Location of the DNA segment on which to enforce the pattern e.g. Location(10, 45, 1). Default None means the whole sequence.

center

If True, new inserted patterns will prioritize locations at the center of the specification’s location. Else the insertion will happen at the beginning of the location.

strand

Alternative way to set the strand, meant to be used in two cases only: (1) in a Genbank annotation by setting strand='both' to indicate that the pattern could be on both strands (otherwise, only the feature’s strand will be considered). (2) if you want to create a specification without preset location, but with a set strand: EnforcePatternOccurence('BsmBI_site', strand=1). The default ‘from_location’ uses the strand specified in location, or if that is None, it sets both strands.

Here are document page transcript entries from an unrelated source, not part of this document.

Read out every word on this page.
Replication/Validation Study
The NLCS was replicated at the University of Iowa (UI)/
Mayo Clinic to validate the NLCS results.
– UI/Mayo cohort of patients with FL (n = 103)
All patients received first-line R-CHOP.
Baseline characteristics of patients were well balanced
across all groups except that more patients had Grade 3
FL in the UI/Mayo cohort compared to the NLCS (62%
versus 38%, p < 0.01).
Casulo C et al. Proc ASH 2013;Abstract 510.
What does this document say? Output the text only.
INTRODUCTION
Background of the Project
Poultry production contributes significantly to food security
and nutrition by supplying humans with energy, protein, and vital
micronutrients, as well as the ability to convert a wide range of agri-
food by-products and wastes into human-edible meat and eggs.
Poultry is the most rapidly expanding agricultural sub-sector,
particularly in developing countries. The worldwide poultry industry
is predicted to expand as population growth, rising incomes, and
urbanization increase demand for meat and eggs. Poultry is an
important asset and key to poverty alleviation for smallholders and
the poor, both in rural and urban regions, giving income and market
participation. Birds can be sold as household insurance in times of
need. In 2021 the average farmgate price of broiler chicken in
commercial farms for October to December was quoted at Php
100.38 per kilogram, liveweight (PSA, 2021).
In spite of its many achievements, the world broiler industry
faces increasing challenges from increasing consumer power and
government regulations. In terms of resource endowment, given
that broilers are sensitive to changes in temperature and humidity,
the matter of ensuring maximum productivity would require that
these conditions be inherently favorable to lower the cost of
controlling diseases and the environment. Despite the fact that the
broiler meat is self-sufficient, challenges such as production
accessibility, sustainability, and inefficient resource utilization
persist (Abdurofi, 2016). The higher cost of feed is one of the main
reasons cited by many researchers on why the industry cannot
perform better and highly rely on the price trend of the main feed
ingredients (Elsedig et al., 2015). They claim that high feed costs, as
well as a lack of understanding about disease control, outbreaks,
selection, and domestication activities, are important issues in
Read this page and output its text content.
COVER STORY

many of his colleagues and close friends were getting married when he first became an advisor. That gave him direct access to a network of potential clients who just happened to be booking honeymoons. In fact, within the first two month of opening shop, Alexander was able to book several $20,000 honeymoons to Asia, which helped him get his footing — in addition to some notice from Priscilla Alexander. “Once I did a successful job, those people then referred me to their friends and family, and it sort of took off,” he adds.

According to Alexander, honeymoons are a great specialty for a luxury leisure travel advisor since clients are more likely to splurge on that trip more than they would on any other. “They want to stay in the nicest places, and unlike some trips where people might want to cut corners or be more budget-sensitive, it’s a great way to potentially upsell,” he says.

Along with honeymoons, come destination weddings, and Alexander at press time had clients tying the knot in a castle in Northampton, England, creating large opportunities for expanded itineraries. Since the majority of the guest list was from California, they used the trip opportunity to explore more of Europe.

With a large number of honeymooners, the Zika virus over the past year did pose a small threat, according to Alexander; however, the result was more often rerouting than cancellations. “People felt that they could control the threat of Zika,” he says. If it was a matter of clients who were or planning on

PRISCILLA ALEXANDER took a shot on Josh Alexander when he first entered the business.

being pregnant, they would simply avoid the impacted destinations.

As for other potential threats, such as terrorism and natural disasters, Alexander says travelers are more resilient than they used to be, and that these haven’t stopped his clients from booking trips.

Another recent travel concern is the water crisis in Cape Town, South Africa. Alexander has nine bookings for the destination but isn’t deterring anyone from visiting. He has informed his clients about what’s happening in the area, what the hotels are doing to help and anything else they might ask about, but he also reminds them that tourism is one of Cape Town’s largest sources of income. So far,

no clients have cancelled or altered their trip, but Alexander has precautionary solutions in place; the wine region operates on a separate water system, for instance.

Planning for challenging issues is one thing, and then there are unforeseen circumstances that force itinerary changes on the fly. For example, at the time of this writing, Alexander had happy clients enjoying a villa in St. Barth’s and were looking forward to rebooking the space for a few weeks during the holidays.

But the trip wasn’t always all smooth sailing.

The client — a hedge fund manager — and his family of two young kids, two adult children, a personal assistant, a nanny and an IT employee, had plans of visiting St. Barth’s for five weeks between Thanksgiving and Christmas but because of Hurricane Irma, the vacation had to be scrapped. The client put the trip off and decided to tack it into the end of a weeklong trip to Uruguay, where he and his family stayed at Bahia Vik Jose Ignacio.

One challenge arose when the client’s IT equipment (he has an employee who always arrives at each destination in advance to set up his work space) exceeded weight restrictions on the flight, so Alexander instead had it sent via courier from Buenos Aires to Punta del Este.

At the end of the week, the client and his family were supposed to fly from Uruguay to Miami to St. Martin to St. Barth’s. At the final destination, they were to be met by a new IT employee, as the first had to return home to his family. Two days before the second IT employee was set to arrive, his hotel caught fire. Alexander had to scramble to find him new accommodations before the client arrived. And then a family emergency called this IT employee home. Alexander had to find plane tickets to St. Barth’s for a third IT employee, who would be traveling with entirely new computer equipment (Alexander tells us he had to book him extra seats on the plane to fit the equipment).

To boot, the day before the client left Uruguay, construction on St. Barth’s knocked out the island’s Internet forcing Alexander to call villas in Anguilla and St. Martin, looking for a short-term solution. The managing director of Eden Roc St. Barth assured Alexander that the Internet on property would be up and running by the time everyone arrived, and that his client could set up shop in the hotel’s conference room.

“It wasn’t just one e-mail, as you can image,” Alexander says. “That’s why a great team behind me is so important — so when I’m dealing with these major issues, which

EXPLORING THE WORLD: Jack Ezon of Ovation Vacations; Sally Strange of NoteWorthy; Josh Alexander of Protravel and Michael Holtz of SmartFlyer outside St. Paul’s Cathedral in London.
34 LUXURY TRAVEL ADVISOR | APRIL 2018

EnforceRegionsCompatibility

class dnachisel.builtin_specifications.EnforceRegionsCompatibility(locations, compatibility_condition, condition_label='', boost=1.0)[source]

Ensure that different subregions satisfy compatibility constraints.

EnforceSequence

class dnachisel.builtin_specifications.EnforceSequence(sequence=None, location=None, boost=1.0)[source]

Enforces a (possibly degenerate) sequence at some location.

Shorthand for annotations: “sequence”.

Parameters
sequence

An ATGC string representing the wanted sequence, possibly degenerated, for instance ATTCGCGTYTTKWNAA

location

Location of the DNA segment on which to enforce the pattern e.g. Location(10, 45, 1) or simply (10, 45, 1)

EnforceTranslation

class dnachisel.builtin_specifications.EnforceTranslation(genetic_table='default', start_codon=None, translation=None, location=None, boost=1.0)[source]

Enforce a specific amino-acid sequence translation.

This class enforces the standard translation, but it is also possible to change the class’ codons_sequences and codons_translations dictionaries for more exotic kind of translations

Shorthand for annotations: “cds”.

Parameters
location

Either a DnaChisel Location or a tuple of the form (start, end, strand) or just (start, end), with strand defaulting to +1, indicating the position of the gene to codon-optimize. If not provided, the whole sequence is considered as the gene. The location should have a length that is a multiple of 3. The location strand is either 1 if the gene is encoded on the (+) strand, or -1 for antisense.

genetic_table

Either “Standard”, “Bacterial”, or any other Biopython genetic table name (see dnachisel.biotools.CODON_TABLE_NAMES for a list of accepted names).

start_codon

Signals that the first codon is a start codon and provides a policy for changing it. It is very important that this parameter be set when dealing with full coding sequences in organisms with different start codons, e.g. GTG in bacteria. If it is not set, then a GTG (start codon or Valine) could be changed into GTA (also valine but NOT a start codon). Can be False (the first codon is not considered a start codon, but can still naturally code for methionine), keep (freezes the original sub-sequence at this location, or a codon e.g. ATG or GTG or ["ATG", "GTG"].

translation

String representing the protein sequence that the DNA segment should translate to, eg. “MKY…LL*” (“*” stands for stop codon). Can be omitted if the sequence initially encodes the right sequence.

boost

Score multiplicator (=weight) for when the specification is used as an optimization objective alongside competing objectives.

SequenceLengthBounds

class dnachisel.builtin_specifications.SequenceLengthBounds(min_length=0, max_length=None)[source]

Checks that the sequence length is between bounds.

Quite an uncommon specification as it can’t really be solved or optimized. But practical as part of a list of constraints to verify.

Parameters
min_length

Minimal allowed sequence length in nucleotides

max_length

Maximal allowed sequence length in nucleotides. None means no bound.